The secret to this dramatic improvement lies in a string of artificial intelligence-enabled cameras and a digital platform co-built by the local police and Huawei Technologies Co Ltd.

The AI-powered cameras, installed near traffic lights, can see 200 objects in four lanes. The platform, functioning as "a brain", can adjust traffic lights in accordance with queuing vehicles and weather conditions. All these tasks are accomplished in real time.

Li Qiang, director of transportation technology at the Shenzhen Municipal Public Security Bureau, said the platform can also assist with traffic management by auto-matically identifying whether people are wearing seatbelts or making phone calls while driving.

With the platform put into use on certain road sections of Shenzhen, the traffic flow has improved 8 percent, with the average vehicle speed surging by 15 percent, he said.

The transportation solution is part of a broader push by Huawei to build a smart digital platform that provides a real-time navigable digital model of a city to make urban living better and more efficient.

By leveraging AI, cloud computing, the internet of things and other cutting-edge technologies, Huawei aims to turn the idea of a smart city into reality.
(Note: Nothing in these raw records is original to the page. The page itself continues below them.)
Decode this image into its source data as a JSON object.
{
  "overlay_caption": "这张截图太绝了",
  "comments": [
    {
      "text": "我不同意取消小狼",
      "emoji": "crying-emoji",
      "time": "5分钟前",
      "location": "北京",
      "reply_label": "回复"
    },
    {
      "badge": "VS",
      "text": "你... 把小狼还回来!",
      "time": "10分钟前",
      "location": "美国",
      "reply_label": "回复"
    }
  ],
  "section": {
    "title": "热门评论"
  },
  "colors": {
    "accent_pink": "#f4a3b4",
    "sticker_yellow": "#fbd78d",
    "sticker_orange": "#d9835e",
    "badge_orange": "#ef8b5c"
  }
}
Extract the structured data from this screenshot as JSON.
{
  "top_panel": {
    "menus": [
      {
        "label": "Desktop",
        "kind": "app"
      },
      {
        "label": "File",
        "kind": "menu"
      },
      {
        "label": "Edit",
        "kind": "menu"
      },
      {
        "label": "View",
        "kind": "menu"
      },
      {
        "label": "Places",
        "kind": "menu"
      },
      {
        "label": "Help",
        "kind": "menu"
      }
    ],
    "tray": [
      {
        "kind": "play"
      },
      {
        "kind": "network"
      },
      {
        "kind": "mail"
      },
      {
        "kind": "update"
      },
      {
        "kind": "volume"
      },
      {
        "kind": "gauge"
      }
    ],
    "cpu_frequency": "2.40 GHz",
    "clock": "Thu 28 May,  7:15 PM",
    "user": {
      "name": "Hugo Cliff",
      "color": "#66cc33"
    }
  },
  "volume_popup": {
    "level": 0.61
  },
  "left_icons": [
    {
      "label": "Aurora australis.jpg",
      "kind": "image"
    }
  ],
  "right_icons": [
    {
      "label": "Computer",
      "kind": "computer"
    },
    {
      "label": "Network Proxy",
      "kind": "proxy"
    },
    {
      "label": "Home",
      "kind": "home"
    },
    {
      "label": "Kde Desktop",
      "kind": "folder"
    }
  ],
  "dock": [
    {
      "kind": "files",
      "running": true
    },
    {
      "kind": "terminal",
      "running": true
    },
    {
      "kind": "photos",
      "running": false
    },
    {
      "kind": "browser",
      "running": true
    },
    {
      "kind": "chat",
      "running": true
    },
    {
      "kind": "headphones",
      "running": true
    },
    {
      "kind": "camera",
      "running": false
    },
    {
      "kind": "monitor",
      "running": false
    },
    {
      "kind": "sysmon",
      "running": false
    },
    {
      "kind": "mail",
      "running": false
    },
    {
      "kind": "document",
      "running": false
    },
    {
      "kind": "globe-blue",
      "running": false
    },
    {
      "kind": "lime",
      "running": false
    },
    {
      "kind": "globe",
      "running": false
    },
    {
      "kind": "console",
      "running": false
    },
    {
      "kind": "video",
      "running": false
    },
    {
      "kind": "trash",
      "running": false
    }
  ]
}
Yan Lida, president of the enterprise business group at Huawei, said: "It is a highly sophisticated process to integrate the physical world with the digital world, which is in dire need of well-orchestrated support from a wide range of technologies.

"Huawei aims to construct the essential and fundamental platform, or the soil, for all partners to thrive, and to bring in all their capacities so as to help drive digital transformation forward."

According to Yan, with more than 16,000 partners around the world, Huawei will step up its push to construct an open platform and lure more companies in.

Huawei's intensified push into the smart city arena came as a string of tech heavyweights such as Alibaba Group Holding Ltd, Tencent Holdings Ltd and Baidu Inc are upping their ante too.

A McKinsey research report forecast that the global smart city industry covering 600 cities worldwide is projected to spawn a $400 billion market by 2020. These cities are expected to generate 60 percent of the world's GDP by 2025.

"In comparison with rival products, our platform's edge lies in our full-stack of technology support, the capacity to serve all industries and our open attitude toward all partners," said Lu Qi, president of marketing and sales at Huawei's enterprise business group.

Different from most players that focus only on offering the platform as a service, or PaaS, Huawei has a sprawling presence across hardware, infrastructure as a service, and PaaS.

The company is also in a good position to serve all sectors, with a focus on public governance, transportation, finance, energy and manufacturing at the moment, Lu said.

According to him, clients who choose Huawei's platform have a choice to adopt technological solutions for specific application scenarios from other companies. Such freedom has enabled Huawei to stand out from the competition.

In October, the Shenzhen-based company announced it was partnering the Tianjin municipal government to build a smart platform, or digital twin, for the Binhai New Area.

The platform will be able to help government officials deal with daily routines related to tasks like reducing unemployment, and emergencies including floods and fires.

"Huawei has helped us design over 4,000 parameters such as education indexes and health indexes to gauge the status of urban citizens. Based on these data, we will develop a slew of models to conduct intensive data analysis, which will allow officials to predict what will happen and how to respond to them," said Chen Song, an official in Tianjin in charge of smart city construction for the Binhai New Area.

"Without a good platform, it is impossible to coordinate and integrate mounting cross-system resources. Huawei's full package of products has put it in a good position to help us build such a platform," he said.